The scary part is he really seems to believe this. And toward that end he imposed a new 30% tariff on crystalline silicon photovoltaic cells and solar modules to benefit two bankrupt companies, and a new 20%-50% tariff on washing machines to benefit Whirlpool Corp. The tariffs will hurt many more companies and people, and that’s before other countries retaliate.

It's kind of amusing to see my lefty Facebook friends bemoan this. Would (say) Bernie Sanders have been less protectionist?

Despicable Me 3

[2.5 stars] [IMDb Link]

[Amazon Link]
(paid link)

I enjoyed the previous two Despicable movies. I liked the Minions standalone movie just fine. But… I dunno… this one left me kind of cold, wishing I hadn't bothered. There are occasional chuckles, but overall, meh.

Anyway: the refored despicable Gru is assigned to thwart the evil schemes of Balthazar Bratt, a child star from decades past who's decided to continue his bratful ways by (what else) a life of spectacular high-tech crime. Gru fails, is fired, and gets sad. But he discovers he has a long-lost brother, "Dru", who is an unreformed villain. And… zzzz.

Yes, cute kids. Minions. Some clever sight gags. Something seems missing, though, and what's left is the usual transparent motive: a by-the-numbers sequel whose sole cynical purpose is to shake some dollars out of the wallets of fans of the previous entries in the series.


Last Modified 2024-01-25 3:04 PM EDT

WTF?!

An Economic Tour of the Weird

[Amazon Link]
(paid link)

Never have I experienced such a mismatch between a book's presentation and content. As you can tell from the title, the tone is jocular. It's clearly meant to grab the casual reader. There are praising quotes on the back cover from Tim Harford, Steven D. Levitt, Steven E. Landsburg, and Andrie Sleifer, and I've heard of three of those guys. The author, Peter Leeson, is a Professor of Economics and Law at George Mason.

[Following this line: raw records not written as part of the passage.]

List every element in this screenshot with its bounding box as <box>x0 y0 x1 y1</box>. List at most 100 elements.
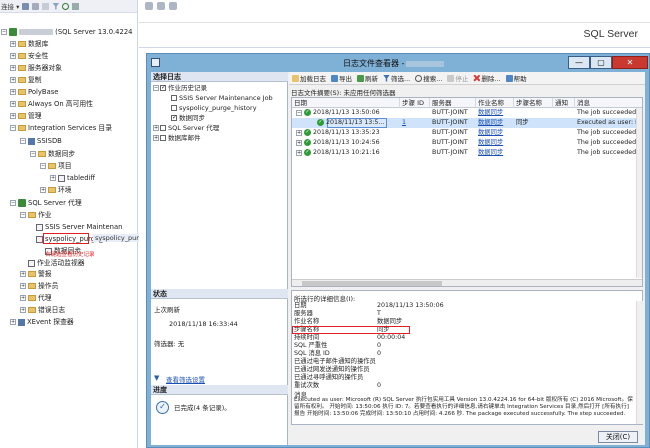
job-history-checkbox[interactable]: ✓ <box>160 85 166 91</box>
column-header-step-name[interactable]: 步骤名称 <box>514 98 553 108</box>
grid-vertical-scrollbar[interactable] <box>636 108 642 278</box>
column-header-server[interactable]: 服务器 <box>430 98 476 108</box>
disconnect-icon[interactable] <box>32 2 40 10</box>
tree-alerts[interactable]: + 警报 <box>20 269 52 280</box>
close-button[interactable]: 关闭(C) <box>598 431 638 443</box>
details-vertical-scrollbar[interactable] <box>636 301 643 424</box>
job-name-link[interactable]: 数据同步 <box>478 119 503 126</box>
expand-icon[interactable]: + <box>40 187 46 193</box>
expand-icon[interactable]: + <box>153 135 159 141</box>
table-row[interactable]: + ✓ 2018/11/13 13:35:23 BUTT-JOINT 数据同步 Th… <box>292 128 642 138</box>
tree-always-on[interactable]: + Always On 高可用性 <box>10 99 93 110</box>
tree-management[interactable]: + 管理 <box>10 111 42 122</box>
export-button[interactable]: 导出 <box>331 73 352 83</box>
log-tree-syspolicy[interactable]: syspolicy_purge_history <box>171 104 257 113</box>
job-name-link[interactable]: 数据同步 <box>478 139 503 146</box>
tree-job-ssis-maintenance[interactable]: SSIS Server Maintenan <box>36 222 122 233</box>
job-name-link[interactable]: 数据同步 <box>478 109 503 116</box>
collapse-icon[interactable]: − <box>153 85 159 91</box>
tree-ssisdb[interactable]: − SSISDB <box>20 136 62 147</box>
table-row-selected[interactable]: ✓ 2018/11/13 13:5... 1 BUTT-JOINT 数据同步 同步… <box>292 118 642 128</box>
expand-icon[interactable]: + <box>153 125 159 131</box>
job-name-link[interactable]: 数据同步 <box>478 129 503 136</box>
tree-job-sibling-tooltip[interactable]: syspolicy_purg <box>93 234 145 242</box>
column-header-job-name[interactable]: 作业名称 <box>476 98 514 108</box>
tree-jobs[interactable]: − 作业 <box>20 210 52 221</box>
tree-job-activity-monitor[interactable]: 作业活动监视器 <box>28 258 85 269</box>
collapse-icon[interactable]: − <box>20 212 26 218</box>
log-tree-ssis-maintenance[interactable]: SSIS Server Maintenance Job <box>171 94 273 103</box>
expand-icon[interactable]: + <box>20 283 26 289</box>
ssis-maintenance-checkbox[interactable] <box>171 95 177 101</box>
expand-icon[interactable]: + <box>10 65 16 71</box>
expand-icon[interactable]: + <box>10 101 16 107</box>
tree-sql-agent[interactable]: − SQL Server 代理 <box>10 198 82 209</box>
syspolicy-checkbox[interactable] <box>171 105 177 111</box>
tree-databases[interactable]: + 数据库 <box>10 39 48 50</box>
log-tree-sql-agent[interactable]: + SQL Server 代理 <box>153 124 219 133</box>
stop-button[interactable]: 停止 <box>447 73 468 83</box>
tree-is-catalog[interactable]: − Integration Services 目录 <box>10 123 112 134</box>
tree-xevent-profiler[interactable]: + XEvent 探查器 <box>10 317 74 328</box>
collapse-icon[interactable]: − <box>10 125 16 131</box>
table-row[interactable]: − ✓ 2018/11/13 13:50:06 BUTT-JOINT 数据同步 Th… <box>292 108 642 118</box>
refresh-icon[interactable] <box>62 2 70 10</box>
tree-error-logs[interactable]: + 错误日志 <box>20 305 65 316</box>
search-button[interactable]: 搜索... <box>415 73 442 83</box>
expand-icon[interactable]: + <box>10 53 16 59</box>
tree-operators[interactable]: + 操作员 <box>20 281 58 292</box>
print-icon[interactable] <box>169 2 177 10</box>
tree-proxies[interactable]: + 代理 <box>20 293 52 304</box>
tree-tablediff[interactable]: + tablediff <box>50 173 95 184</box>
collapse-icon[interactable]: − <box>10 200 16 206</box>
log-tree-db-mail[interactable]: + 数据库邮件 <box>153 134 201 143</box>
grid-scroll-thumb[interactable] <box>302 281 442 286</box>
filter-icon[interactable] <box>52 2 60 10</box>
step-id-link[interactable]: 1 <box>402 119 406 126</box>
minimize-button[interactable]: — <box>568 56 590 69</box>
log-tree-job-history[interactable]: − ✓ 作业历史记录 <box>153 84 207 93</box>
tree-server-node[interactable]: − (SQL Server 13.0.4224 <box>1 27 132 38</box>
expand-icon[interactable]: + <box>20 271 26 277</box>
maximize-button[interactable]: ▢ <box>590 56 612 69</box>
sql-agent-checkbox[interactable] <box>160 125 166 131</box>
tree-polybase[interactable]: + PolyBase <box>10 87 58 98</box>
help-button[interactable]: 帮助 <box>505 73 527 83</box>
expand-icon[interactable]: + <box>50 175 56 181</box>
row-expander-icon[interactable]: − <box>296 110 302 116</box>
expand-icon[interactable]: + <box>10 89 16 95</box>
tree-server-objects[interactable]: + 服务器对象 <box>10 63 62 74</box>
collapse-icon[interactable]: − <box>40 163 46 169</box>
expand-icon[interactable]: + <box>10 113 16 119</box>
delete-button[interactable]: 删除... <box>473 73 501 83</box>
expand-icon[interactable]: + <box>10 77 16 83</box>
expand-icon[interactable]: + <box>10 319 16 325</box>
stop-icon[interactable] <box>42 2 50 10</box>
expand-icon[interactable]: + <box>20 307 26 313</box>
view-filter-settings-link[interactable]: 查看筛选设置 <box>166 376 205 384</box>
connect-plug-icon[interactable] <box>22 2 30 10</box>
tree-security[interactable]: + 安全性 <box>10 51 48 62</box>
expand-icon[interactable]: + <box>20 295 26 301</box>
tree-environment[interactable]: + 环境 <box>40 185 72 196</box>
tree-project[interactable]: − 项目 <box>40 161 72 172</box>
column-header-message[interactable]: 消息 <box>575 98 642 108</box>
row-expander-icon[interactable]: + <box>296 130 302 136</box>
column-header-date[interactable]: 日期 <box>292 98 400 108</box>
dialog-title-bar[interactable]: 日志文件查看器 - — ▢ ✕ <box>147 54 649 72</box>
job-name-link[interactable]: 数据同步 <box>478 149 503 156</box>
collapse-icon[interactable]: − <box>1 29 7 35</box>
tree-replication[interactable]: + 复制 <box>10 75 42 86</box>
expand-icon[interactable]: + <box>10 41 16 47</box>
column-header-step-id[interactable]: 步骤 ID <box>400 98 430 108</box>
tree-data-sync-folder[interactable]: − 数据同步 <box>30 149 75 160</box>
refresh-icon[interactable] <box>157 2 165 10</box>
collapse-icon[interactable]: − <box>20 138 26 144</box>
log-tree-data-sync[interactable]: ✓ 数据同步 <box>171 114 205 123</box>
db-mail-checkbox[interactable] <box>160 135 166 141</box>
back-icon[interactable] <box>145 2 153 10</box>
close-window-button[interactable]: ✕ <box>612 56 648 69</box>
data-sync-checkbox[interactable]: ✓ <box>171 115 177 121</box>
row-expander-icon[interactable]: + <box>296 140 302 146</box>
table-row[interactable]: + ✓ 2018/11/13 10:24:56 BUTT-JOINT 数据同步 Th… <box>292 138 642 148</box>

And although the book's subtitle is "An Economic Tour of the Weird", it's a very specific subset of weirdness: offbeat methods and customs in various societies and cultures, usually methods of legal dispute resolution. The author's unusual approach is to pretend he's a tour guide in a museum of oddities. Complete with a diverse group of attendees, who act as foils for his exposition. (E.g.: A woman who looks like Janeane Garafolo; a guy with a glass eye; a priest; a conventional economist he calls "Dr. Spock"). They leave comment cards at the end. The text is filled with personal anecdotes and jokes.

But shorn of all the frippery, the book is an examination of seemingly irrational legal customs, showing that they make a certain kind of rational sense, given the time, place, and underlying beliefs of the culture. For example, the notion of "ordeals", where a defendant whose guilt or innocence could not be established was required to perform a risky feat. For example: plucking a ring or stone out of a vat of boiling water. If wounds show three days later, you're guilty.

How could that be rational? No spoilers, but that chapter was adapted into a Reason article here.

Other topics: wife sales, suing vermin for damages, physical duels, gypsy taboos, cursing as a legal punishment, divination.

I'm sorry to say that, minus all Leeson's bells and whistles, I did not find the underlying topics that interesting. But I am neither a lawyer nor an economist.